Berlusconi: se rifonda un partito suo, ha solo il 5%

20 Ottobre 2012, di Redazione Wall Street Italia

Si chiama “L’Italia che lavora”, è la nuova lista civica di imprenditori studiata da Silvio Berlusconi e, stando ai primi sondaggi interni, non andrebbe oltre il 5%, contro l’eventuale 8/10% del Pdl ‘spacchettato’. Lo rivela Francesco Verderami sul Corriere della Sera e l’impressione che se ne ricava è che, dopo 20 anni di miracoli, l’effetto Cav non funzioni più nemmeno con Berlusconi solo soletto.

Dopo ‘Eccoci Italia’ ‘Italia pulita’ e ‘Fratelli d’Italia’, ora e’ la volta di ‘L’Italia che lavora’. Il totosimbolo del Pdl non conosce tregua.
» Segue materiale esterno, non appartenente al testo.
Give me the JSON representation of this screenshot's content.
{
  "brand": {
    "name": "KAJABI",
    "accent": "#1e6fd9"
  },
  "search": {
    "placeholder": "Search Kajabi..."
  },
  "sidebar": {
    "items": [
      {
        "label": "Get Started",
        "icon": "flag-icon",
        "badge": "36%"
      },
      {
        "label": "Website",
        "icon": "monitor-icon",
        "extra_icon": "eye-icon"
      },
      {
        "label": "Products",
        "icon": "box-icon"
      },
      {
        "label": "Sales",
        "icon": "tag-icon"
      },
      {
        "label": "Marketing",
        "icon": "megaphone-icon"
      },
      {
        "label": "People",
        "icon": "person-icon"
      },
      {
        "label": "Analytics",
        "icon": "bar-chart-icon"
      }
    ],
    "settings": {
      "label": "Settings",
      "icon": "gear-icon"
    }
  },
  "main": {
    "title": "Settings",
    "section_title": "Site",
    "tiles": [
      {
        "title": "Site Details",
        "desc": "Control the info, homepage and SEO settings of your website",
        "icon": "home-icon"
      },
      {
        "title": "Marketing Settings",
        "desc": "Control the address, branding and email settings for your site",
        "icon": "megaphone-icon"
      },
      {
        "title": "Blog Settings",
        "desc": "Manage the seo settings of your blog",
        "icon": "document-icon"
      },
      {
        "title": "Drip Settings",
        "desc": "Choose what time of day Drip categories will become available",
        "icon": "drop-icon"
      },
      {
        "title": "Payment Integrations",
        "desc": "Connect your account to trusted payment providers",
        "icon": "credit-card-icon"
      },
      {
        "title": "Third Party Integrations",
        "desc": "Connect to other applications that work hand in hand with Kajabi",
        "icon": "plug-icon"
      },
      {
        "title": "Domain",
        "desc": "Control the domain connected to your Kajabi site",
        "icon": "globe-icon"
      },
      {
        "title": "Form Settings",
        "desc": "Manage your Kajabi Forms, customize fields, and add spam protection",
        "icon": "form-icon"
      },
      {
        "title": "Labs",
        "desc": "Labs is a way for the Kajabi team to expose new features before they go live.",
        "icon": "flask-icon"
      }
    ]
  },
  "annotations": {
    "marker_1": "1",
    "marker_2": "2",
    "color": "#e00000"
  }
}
Oggi il ‘Corsera’ scrive che la ‘nuova cosa azzurra’ di Silvio Berlusconi (destinata a trasformarsi in una lista civica nazionale per correre alle politiche del 2013) si chiamera’ ‘L’Italia che lavora’, ma, assicurano dalle parti di palazzo Grazioli, nulla e’ stato ancora deciso.

”Si tratta di uno dei tanti nomi arrivati sul tavolo di Berlusconi, l’ultimo preso in seria considerazione”, rivela uno degli esperti del Cavaliere che sta lavorando da tempo alla ‘pratica marchio’. Non a caso, la denominazione ‘L’Italia che lavora’ non risulta registrata presso l’Ufficio italiano brevetti e marchi del ministero dello Sviluppo economico.